Doorgaan naar inhoud

Doorgaan naar inhoudsopgave

Het goede nieuws van het Koninkrijk — Wat is het?

Het goede nieuws van het Koninkrijk — Wat is het?

Het goede nieuws van het Koninkrijk — Wat is het?

Vorig jaar hebben in 235 landen overal ter wereld 6.035.564 mensen, zowel jong als oud, er 1.171.270.425 uur aan besteed om er met anderen over te praten. Ze hebben het niet alleen mondeling overgebracht, maar hebben meer dan 700 miljoen stuks gedrukt materiaal in de handen van het publiek gelegd om het bekend te maken en toe te lichten. Bovendien hebben ze duizenden audiocassettes en videocassettes verspreid om er bekendheid aan te geven. Wat wordt met „het” bedoeld?

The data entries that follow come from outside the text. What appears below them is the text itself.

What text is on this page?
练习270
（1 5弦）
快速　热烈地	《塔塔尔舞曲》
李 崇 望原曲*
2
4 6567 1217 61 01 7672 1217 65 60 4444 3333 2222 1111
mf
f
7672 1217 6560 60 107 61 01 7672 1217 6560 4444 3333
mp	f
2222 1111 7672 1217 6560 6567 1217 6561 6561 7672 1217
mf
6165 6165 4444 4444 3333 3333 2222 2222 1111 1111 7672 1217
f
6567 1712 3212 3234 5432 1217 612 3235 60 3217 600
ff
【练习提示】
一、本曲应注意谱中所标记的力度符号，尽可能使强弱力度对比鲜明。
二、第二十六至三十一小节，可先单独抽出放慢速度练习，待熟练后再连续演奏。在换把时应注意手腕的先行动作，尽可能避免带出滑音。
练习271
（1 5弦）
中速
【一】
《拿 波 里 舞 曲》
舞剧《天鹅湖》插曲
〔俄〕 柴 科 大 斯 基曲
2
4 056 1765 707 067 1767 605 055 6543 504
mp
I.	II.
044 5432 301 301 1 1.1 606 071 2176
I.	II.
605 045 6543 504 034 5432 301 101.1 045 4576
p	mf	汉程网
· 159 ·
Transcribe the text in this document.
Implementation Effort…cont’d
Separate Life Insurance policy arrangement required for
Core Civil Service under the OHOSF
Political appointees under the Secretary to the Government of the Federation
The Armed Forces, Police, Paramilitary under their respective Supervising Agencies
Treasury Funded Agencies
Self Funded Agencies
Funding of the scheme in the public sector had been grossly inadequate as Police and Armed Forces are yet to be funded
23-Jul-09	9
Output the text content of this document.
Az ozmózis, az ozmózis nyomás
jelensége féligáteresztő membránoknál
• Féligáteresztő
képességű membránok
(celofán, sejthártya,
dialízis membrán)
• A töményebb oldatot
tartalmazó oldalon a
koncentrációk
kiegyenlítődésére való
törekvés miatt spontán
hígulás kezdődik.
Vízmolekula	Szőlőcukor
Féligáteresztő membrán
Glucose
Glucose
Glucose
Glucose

„HET” is het goede nieuws van Gods koninkrijk. „Dit goede nieuws van het koninkrijk” is beslist nog nooit eerder in de menselijke geschiedenis op zo’n grote schaal gepredikt als we thans om ons heen waarnemen. — Mattheüs 24:14.

Degenen die dit wereldomvattende predikings- en onderwijzingswerk verrichten, zijn allen vrijwilligers. Van werelds standpunt uit bezien, lijken ze misschien onvoldoende opgeleid voor de taak. Wat vormt dan een verklaring voor hun moed en hun succes? De kracht van het goede nieuws van het Koninkrijk vormt een belangrijke factor, want het is nieuws over zegeningen die de mensheid ten deel zullen vallen, zegeningen waarnaar alle mensen hunkeren — geluk, bevrijding van economische problemen, goed bestuur, vrede en zekerheid en bovendien iets wat de meeste mensen als ongelooflijk beschouwen: eeuwig leven! Dit is beslist goed nieuws voor mensen die naar de betekenis en de zin van het leven zoeken. Ja, al deze zegeningen en nog meer kunnen u ten deel vallen als u gunstig op de bekendmaking van het goede nieuws van het Koninkrijk reageert en er in overeenstemming mee handelt.

Wat is het Koninkrijk?

Wat is echter het Koninkrijk dat als goed nieuws wordt bekendgemaakt? Het is het Koninkrijk waar miljoenen mensen om hebben leren bidden met de bekende woorden: „Onze Vader in de hemelen, uw naam worde geheiligd. Uw koninkrijk kome. Uw wil geschiede, gelijk in de hemel, zo ook op aarde.” — Mattheüs 6:9, 10.

Het is het Koninkrijk waarover de Hebreeuwse profeet Daniël het meer dan 25 eeuwen geleden had toen hij schreef: „De God des hemels [zal] een koninkrijk oprichten dat nooit te gronde zal worden gericht. En het koninkrijk zelf zal aan geen ander volk worden overgedragen. Het zal al deze koninkrijken verbrijzelen en er een eind aan maken, en zelf zal het tot onbepaalde tijden blijven bestaan.” — Daniël 2:44.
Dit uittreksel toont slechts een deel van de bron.